El plato nacional del Líbano: conchas con forma de torpedo de bulgur fino y ternera magra, rellenas de cordero especiado, piñones y cebolla, y luego fritas hasta quedar crujientes. Este kibbeh se arraiga en la cultura del mezze libanés de limón brillante, tahini y hierbas frescas. Servido en la mesa llena la habitación: el vapor se eleva, notas sabrosas profundas, ese tipo de plato sobre el que la gente se inclina. Los cocineros caseros vuelven a él porque la técnica es indulgente una vez que encaja el orden de las operaciones: construye primero los aromáticos, sazona en capas y deja que el tiempo haga el trabajo pesado. El resultado se sitúa en algún punto entre lo cotidiano y lo especial: lo bastante humilde para un día entre semana, lo bastante generoso para tener invitados.
Sirve 6
Remoja el bulgur 15 min, escúrrelo y luego amásalo con la ternera magra picada y sal hasta que quede suave.
Sofríe la cebolla, añade el cordero picado, la pimienta de Jamaica y los piñones. Cocina hasta que se dore.
Forma conchas ovaladas con el bulgur, rellénalas y sella los extremos en forma de torpedo.
Fríe en abundante aceite a 180 °C hasta que estén doradas y crujientes, unos 4 minutos.
Mantén las manos húmedas al dar forma para evitar que se pegue.
Prueba y ajusta la sal justo al final: los sabores se concentran a medida que los líquidos se reducen, y una pizca final de sal en escamas realza todo el plato.
La mise en place se rentabiliza sola: pica, mide y premezcla todo antes de encender el fuego, especialmente para cualquier paso que vaya rápido.
Lee la receta completa una vez antes de empezar: saber lo que viene evita los pequeños errores de tiempo que se acumulan en otros mayores.
Hornéalos en lugar de freírlos para una versión más ligera.
Vegetariana: cambia la proteína por setas king oyster asadas, tofu ahumado o garbanzos cocidos; ajusta la sazón ligeramente al alza para compensar.
Más picante: añade un chile fresco finamente picado o una cucharadita de pimiento de Alepo/Urfa machacado a los aromáticos para un calor cálido y en capas en lugar de un golpe agudo único.
Más ligera: reduce la grasa en un tercio y termina con un chorrito de cítrico o un toque de vinagre para mantener la luminosidad sin perder cuerpo.
Guarda en la nevera hasta 3 días. Recalienta en el horno.
El Kibbeh se arraiga en la cultura del mezze libanés de limón brillante, tahini y hierbas frescas. Las variaciones regionales son la regla más que la excepción: aldeas vecinas, familias e incluso cocineros individuales adaptan el plato a lo que hay en la despensa y a lo que está de temporada, por lo que no hay dos versiones que sepan exactamente igual y por lo que la receta ha seguido viva durante tanto tiempo.

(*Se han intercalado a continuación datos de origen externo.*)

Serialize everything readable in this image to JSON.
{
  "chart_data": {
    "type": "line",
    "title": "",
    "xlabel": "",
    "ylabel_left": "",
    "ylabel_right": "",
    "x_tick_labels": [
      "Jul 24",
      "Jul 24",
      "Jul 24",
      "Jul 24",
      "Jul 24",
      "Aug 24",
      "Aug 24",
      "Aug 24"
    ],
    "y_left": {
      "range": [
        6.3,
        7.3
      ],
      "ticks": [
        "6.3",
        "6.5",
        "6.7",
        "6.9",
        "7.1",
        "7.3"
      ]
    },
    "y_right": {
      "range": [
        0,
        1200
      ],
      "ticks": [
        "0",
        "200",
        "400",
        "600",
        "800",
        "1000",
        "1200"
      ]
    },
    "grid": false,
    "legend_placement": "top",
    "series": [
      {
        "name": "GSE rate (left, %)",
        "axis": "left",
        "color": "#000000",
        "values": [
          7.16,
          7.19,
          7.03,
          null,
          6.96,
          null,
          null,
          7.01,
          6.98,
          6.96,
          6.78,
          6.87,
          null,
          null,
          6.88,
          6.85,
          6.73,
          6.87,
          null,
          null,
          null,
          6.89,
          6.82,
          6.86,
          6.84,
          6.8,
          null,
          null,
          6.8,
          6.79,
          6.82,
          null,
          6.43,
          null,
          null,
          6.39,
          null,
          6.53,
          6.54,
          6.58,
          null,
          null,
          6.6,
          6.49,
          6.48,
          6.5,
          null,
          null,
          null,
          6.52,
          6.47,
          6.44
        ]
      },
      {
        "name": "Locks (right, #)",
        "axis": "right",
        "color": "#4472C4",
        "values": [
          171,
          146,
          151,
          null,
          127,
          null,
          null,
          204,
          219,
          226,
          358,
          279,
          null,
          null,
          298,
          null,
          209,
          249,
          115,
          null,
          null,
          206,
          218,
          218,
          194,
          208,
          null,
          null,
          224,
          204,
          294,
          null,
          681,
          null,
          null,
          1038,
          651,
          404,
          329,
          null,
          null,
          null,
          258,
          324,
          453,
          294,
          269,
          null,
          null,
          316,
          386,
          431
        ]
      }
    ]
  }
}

Sí: la mayoría de los componentes pueden prepararse hasta con un día de antelación y refrigerarse por separado. Recalienta suavemente y monta justo antes de servir para que las texturas se mantengan diferenciadas.
Mantente cerca del papel que cumple cada ingrediente: cambia los aromáticos por otros similares (chalota por cebolla, lima por limón) y conserva intacto el equilibrio de grasa, acidez y sal. Las mezclas de especias suelen poder aproximarse con lo que haya en la alacena.

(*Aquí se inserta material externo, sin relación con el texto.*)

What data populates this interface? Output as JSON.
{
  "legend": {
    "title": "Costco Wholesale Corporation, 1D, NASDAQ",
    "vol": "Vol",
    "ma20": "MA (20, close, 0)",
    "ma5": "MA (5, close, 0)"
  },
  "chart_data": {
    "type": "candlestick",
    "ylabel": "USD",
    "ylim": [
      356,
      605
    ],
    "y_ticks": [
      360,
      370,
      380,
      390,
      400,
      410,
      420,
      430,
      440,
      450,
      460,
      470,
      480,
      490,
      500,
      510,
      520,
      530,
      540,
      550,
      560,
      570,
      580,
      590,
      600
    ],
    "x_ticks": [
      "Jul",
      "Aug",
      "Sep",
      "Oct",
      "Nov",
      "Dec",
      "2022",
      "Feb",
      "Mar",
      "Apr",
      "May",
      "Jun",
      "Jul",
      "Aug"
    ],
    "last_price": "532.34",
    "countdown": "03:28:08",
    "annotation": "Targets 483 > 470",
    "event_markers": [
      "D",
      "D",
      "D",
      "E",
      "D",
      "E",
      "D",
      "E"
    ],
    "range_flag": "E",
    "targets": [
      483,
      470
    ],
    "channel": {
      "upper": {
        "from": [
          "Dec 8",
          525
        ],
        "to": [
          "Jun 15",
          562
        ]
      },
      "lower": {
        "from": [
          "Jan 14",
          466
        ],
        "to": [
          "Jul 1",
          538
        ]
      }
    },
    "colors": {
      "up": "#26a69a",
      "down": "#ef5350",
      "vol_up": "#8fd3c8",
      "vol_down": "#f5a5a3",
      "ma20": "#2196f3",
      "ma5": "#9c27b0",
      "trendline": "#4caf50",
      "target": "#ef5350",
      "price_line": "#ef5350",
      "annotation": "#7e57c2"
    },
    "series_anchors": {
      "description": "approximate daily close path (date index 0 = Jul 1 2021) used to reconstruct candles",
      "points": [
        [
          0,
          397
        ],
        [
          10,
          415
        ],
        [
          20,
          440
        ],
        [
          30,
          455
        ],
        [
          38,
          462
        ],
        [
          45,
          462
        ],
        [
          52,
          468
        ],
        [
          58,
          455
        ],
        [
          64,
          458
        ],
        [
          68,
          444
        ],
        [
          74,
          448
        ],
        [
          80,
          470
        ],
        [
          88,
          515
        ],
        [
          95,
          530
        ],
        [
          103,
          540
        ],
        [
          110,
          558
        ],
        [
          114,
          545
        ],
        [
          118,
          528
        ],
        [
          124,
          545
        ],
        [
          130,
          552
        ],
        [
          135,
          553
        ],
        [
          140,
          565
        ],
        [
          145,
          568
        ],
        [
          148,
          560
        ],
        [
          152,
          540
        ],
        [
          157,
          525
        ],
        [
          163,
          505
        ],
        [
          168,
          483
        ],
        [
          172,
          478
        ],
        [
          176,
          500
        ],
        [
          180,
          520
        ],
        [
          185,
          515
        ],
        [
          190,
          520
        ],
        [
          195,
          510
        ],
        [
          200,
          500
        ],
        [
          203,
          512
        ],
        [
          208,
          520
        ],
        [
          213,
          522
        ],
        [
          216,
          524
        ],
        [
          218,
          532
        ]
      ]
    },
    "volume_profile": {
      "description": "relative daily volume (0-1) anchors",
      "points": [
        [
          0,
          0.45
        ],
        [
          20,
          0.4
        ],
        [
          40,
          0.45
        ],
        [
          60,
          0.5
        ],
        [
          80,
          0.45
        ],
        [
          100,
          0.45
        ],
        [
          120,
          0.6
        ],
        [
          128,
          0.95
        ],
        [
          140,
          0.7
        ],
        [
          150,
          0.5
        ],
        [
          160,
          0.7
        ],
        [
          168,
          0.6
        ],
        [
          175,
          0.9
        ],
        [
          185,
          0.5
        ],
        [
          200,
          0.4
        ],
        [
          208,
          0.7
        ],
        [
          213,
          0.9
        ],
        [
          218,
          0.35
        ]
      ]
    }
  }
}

La autenticidad está en un espectro; lo que más importa es honrar la técnica y el equilibrio de sabores. Si el plato sabe armonioso y respeta cómo lo construirían los cocineros de su región de origen, vas por buen camino.
Los dos problemas más comunes son sazonar de menos y apresurar el fuego. Prueba sobre la marcha, sazona en capas y da a los aromáticos y las proteínas el tiempo que necesitan para desarrollar color y profundidad antes de continuar.